Foisie, a first-generation college graduate who, himself, received scholarships during his time as an undergraduate at WPI, is giving the university $40 million to provide scholarships for generations of students to come. Over the years, Foisie has built a long and generous history of philanthropy at WPI, with a particular focus on undergraduate scholarships; prior to making this gift, the trustee emeritus was already the university’s largest single donor and has provided scholarships to some 580 WPI students. With this new commitment, Foisie’s lifetime of giving to WPI will amount to more than $63 million.
His philanthropy to WPI includes the establishment of the Robert Foisie Scholars Fund in 2009. Prior to that, he had established 17 other undergraduate scholarships named in honor of WPI professors who influenced his life.
In recognition of his deep generosity to the university, Foisie will receive an honorary doctorate of engineering at the 2014 WPI Commencement on Saturday, May 17. The university will also name the WPI School of Business, and will name a new innovation center (in its renovated Alumni Gym building) in honor of Foisie’s lifetime giving. On Thursday, May 15, at 4:30 pm, the university will unveil the new name for the innovation center outside of Alumni Gymnasium.
“Bob Foisie is a very successful man who never lost sight of his roots or what’s important; he takes ‘paying it forward’ seriously, and we are deeply grateful to him for the support that he continues to provide to so many outstanding students who could not otherwise afford a WPI education,” said interim president Philip B. Ryan. “This university seeks to attract our nation’s best undergraduate candidates – regardless of need. We engage students in addressing some of the most important problems facing our world, and we want the best and brightest because we believe that, with the knowledge, skills, insight, and passion that a WPI education instills, they could go on from here to change the world for the better. Bob Foisie recognizes this value proposition, and this potential, too, and he supports this university and our students most profoundly.”
Megan Forti ‘14, a chemical engineering major and a Foisie Scholar, has taken advantage of everything WPI has to offer.
Foisie, who hails from Connecticut and now resides in Port Saint Lucie, Fla., comes from humble beginnings and is a self-made innovator and entrepreneur. He was born and raised in West Hartford, Conn., and was the first member of his family to attend college when he enrolled at WPI in 1952. In order to attend the university, he worked after school as a clerk and a truck driver to save money. With his savings, and with scholarships throughout his four years here, Foisie graduated from WPI in 1956 with a BS in mechanical engineering. From there, he went on to earn a master’s degree from Cornell University in 1958.
“The financial assistance that I received during my time at WPI allowed me to stay in school and realize my potential as an innovator and entrepreneur,” said Foisie. “This university means a great deal to me, and the knowledge that I gained here, the people I engaged with, and my experiences have been invaluable to my growth as a person and a successful businessman. This gift is the fulfillment of my dream to establish a scholarship fund that would support qualified students with financial need and a burning ambition to make a difference in the world.”
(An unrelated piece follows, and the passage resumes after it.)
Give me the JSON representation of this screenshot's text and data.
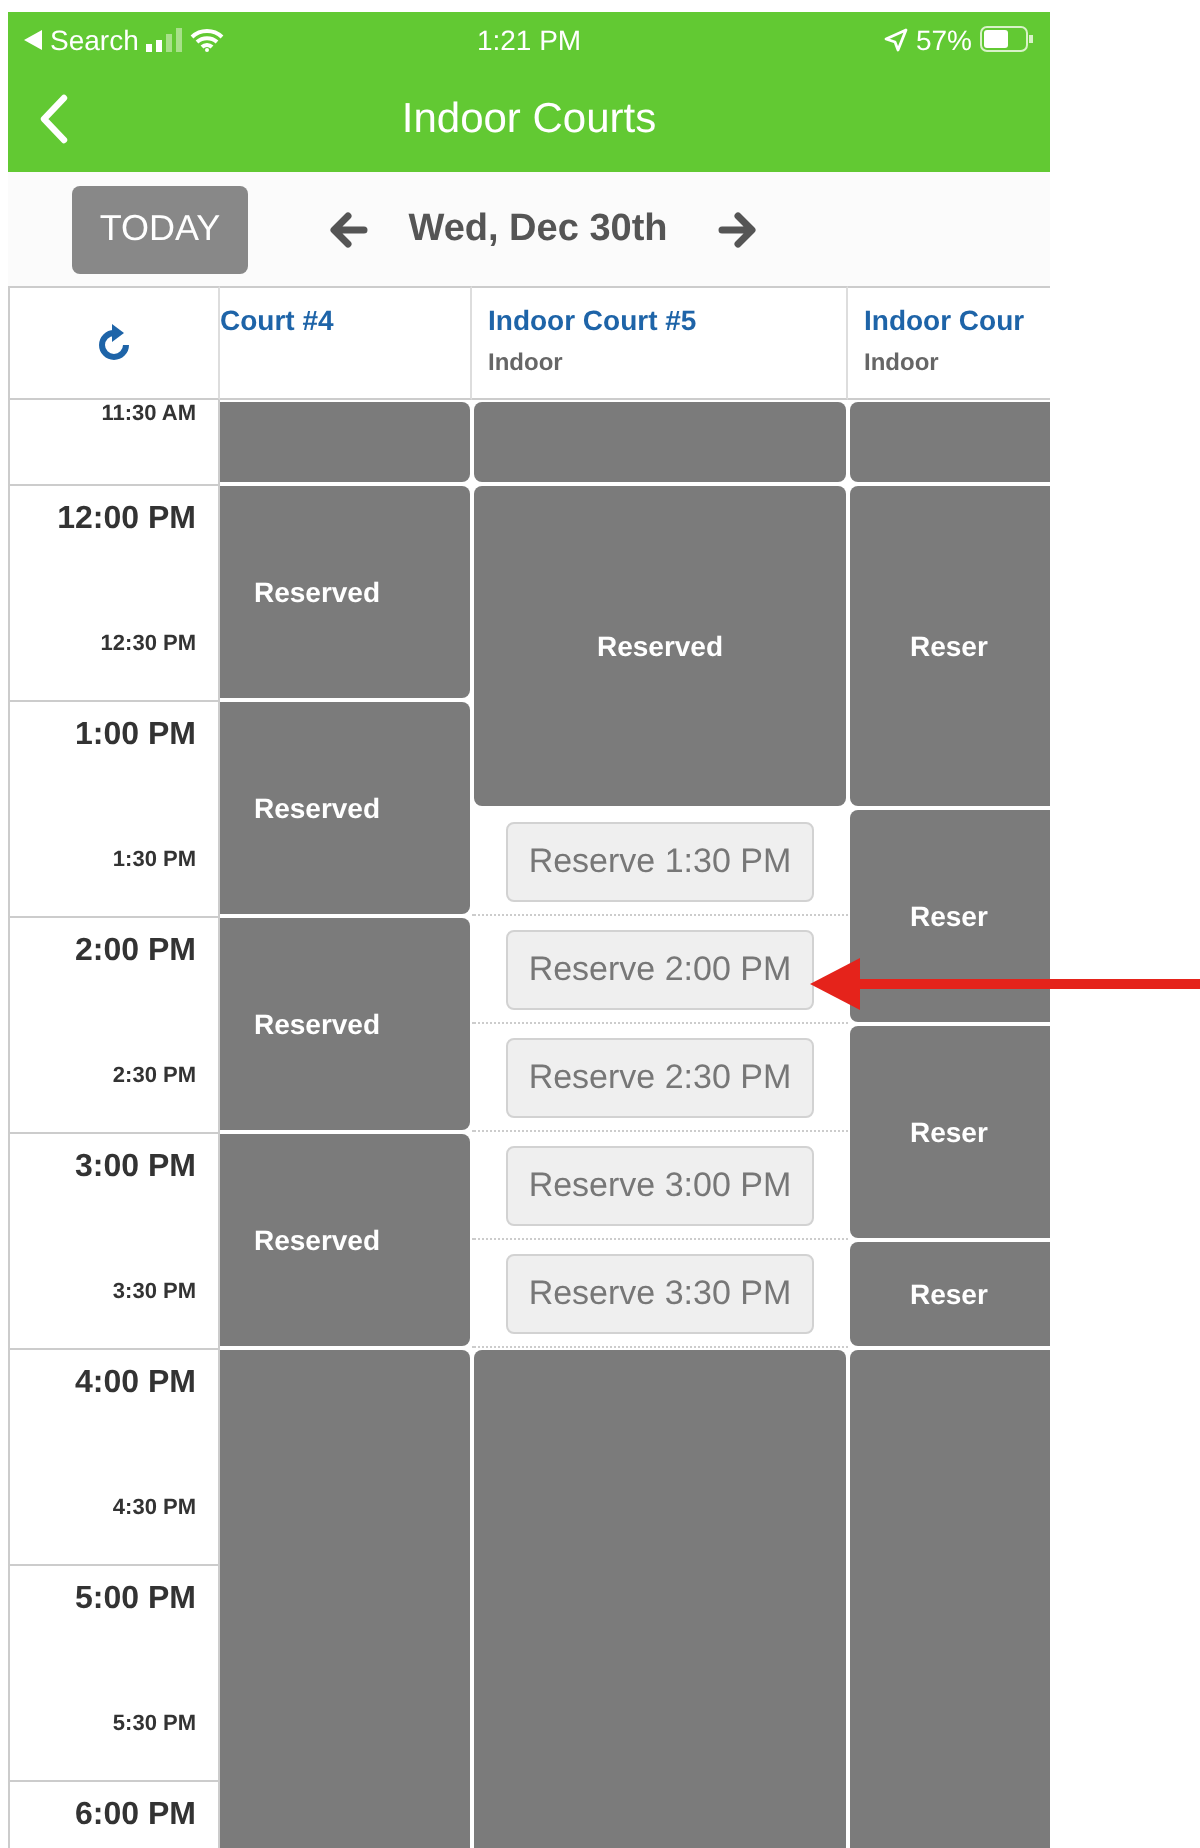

Foisie began his career as an engineer at Hamilton Standard Co. and later served as chief production engineer at Pratt & Whitney in Hartford, Conn. As a young engineer, he found a way to simplify the design of a fuel control valve for jet aircraft, which led to a patent. Among his many credits, he is founder and former president of Matik North America Inc. in West Hartford, Conn., an import, distribution, and service firm specializing in paper-processing machinery. He also owned a Swiss company that makes cartoning and packaging machinery. His many current entrepreneurial and business interests span telecommunications to real estate.
Foisie Scholar Natasa Trkulja ’14, an electrical and computer engineering major, marvels at how WPI has changed her life.
This gift supports the $200 million "if…The Campaign to Advance WPI," – the largest comprehensive fundraising campaign in university history, which was launched in 2012. A key goal of this fundraising effort is to engage donors in helping to fund student financial assistance, and the university is working to ensure that 37.5 percent of the revenues — or about $75 million – will directly benefit students through scholarships and financial aid.